Pythium Blight, caused by Pythium spp., occurs during hot, humid weather. Circular to irregular spots appear -- initially 1-6 inches in diameter. Early in the morning these spots have a greasy green or water soaked appearance, and the grass feels slimy or greasy. Later the grass in these spots dies and the dead grass becomes light tan and shriveled. The affected areas may have a matted appearance and a cottony white growth may develop on the dead leaf blades during wet periods. Grass blades at the edges of dead patches may have straw-colored borderless lesions. This lack of a dark brown border on lesions distinguishes Pythium lesions from the lesions of Dollar Spot. If the grass was mowed while wet, Pythium Blight may be spread by mowing and develop in irregular streaks and patches in the direction of mowing. Pythium Blight also tends to follow drainage patterns.
Pythium Blight is most severe with day temperatures of 84-95 F and night temperatures above 68 F. The disease is more severe on heavily fertilized cool-season grasses. Wet soil and thatch also favor the disease. A film of water on the leaves is necessary for infection.
In some areas, particularly in the northwest, a new mutated strain of pythium blight is causing damage when there are extended, cooler and wetter springs.

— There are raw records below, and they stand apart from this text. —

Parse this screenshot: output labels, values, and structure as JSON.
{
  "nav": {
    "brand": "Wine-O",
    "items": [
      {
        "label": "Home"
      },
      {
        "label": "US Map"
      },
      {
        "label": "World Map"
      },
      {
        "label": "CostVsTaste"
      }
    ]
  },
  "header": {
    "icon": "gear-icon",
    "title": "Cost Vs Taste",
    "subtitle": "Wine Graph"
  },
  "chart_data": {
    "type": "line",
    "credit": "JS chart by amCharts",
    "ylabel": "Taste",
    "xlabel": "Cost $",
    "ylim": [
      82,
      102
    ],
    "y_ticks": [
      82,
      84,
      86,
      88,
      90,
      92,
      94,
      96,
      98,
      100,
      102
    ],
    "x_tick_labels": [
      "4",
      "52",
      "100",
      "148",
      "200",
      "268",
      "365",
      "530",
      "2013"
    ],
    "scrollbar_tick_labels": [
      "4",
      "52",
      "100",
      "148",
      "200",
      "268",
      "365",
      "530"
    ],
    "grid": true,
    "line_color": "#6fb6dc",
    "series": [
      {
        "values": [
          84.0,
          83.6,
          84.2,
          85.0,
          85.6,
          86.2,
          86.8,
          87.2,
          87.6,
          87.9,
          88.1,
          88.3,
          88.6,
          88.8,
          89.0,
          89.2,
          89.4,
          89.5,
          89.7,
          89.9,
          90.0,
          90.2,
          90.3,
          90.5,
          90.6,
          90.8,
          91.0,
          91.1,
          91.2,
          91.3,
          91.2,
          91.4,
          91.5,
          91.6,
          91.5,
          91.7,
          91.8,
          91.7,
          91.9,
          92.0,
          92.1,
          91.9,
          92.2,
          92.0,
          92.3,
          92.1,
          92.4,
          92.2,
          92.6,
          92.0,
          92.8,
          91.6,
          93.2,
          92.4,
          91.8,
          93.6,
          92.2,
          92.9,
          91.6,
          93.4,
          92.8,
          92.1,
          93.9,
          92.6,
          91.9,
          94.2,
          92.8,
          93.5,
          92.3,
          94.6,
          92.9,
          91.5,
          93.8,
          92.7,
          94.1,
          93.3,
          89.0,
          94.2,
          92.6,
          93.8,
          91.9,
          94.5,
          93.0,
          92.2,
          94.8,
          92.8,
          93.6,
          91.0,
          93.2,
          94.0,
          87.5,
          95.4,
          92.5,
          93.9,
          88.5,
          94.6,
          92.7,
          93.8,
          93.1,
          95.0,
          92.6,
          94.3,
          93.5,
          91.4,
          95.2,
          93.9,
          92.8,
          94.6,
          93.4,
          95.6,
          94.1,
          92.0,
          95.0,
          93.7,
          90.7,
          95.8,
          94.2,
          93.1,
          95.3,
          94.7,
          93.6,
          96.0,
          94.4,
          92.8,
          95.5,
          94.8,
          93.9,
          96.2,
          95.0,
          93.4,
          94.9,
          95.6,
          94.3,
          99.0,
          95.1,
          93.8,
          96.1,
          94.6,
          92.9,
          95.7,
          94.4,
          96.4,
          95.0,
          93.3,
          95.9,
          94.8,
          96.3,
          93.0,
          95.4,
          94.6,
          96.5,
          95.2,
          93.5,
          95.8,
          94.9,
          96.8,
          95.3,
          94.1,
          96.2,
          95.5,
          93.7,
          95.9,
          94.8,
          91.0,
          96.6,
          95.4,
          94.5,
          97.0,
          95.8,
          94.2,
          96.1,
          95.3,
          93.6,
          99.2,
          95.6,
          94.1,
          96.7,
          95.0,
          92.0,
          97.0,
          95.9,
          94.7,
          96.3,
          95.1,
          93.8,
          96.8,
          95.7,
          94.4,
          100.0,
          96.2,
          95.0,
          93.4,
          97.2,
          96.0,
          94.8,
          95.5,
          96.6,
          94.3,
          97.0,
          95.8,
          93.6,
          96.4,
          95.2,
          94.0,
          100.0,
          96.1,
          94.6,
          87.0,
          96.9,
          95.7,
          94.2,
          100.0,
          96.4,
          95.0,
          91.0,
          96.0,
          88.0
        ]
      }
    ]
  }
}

The infection may go undiagnosed as being pythium blight because of when the symptoms show.
Control of Pythium Blight requires careful water management. Avoid excess water or watering late in the day when the plants may stay wet all night. Do not mow when the grass is wet, especially in hot weather. Avoid excess fertilizer, especially nitrogen fertilizer in hot weather. If the thatch is over 1/2 inch thick, remove excess thatch by dethatching. No fungicides for Pythium control are readily available to the homeowner, but several commercially applied products are very effective.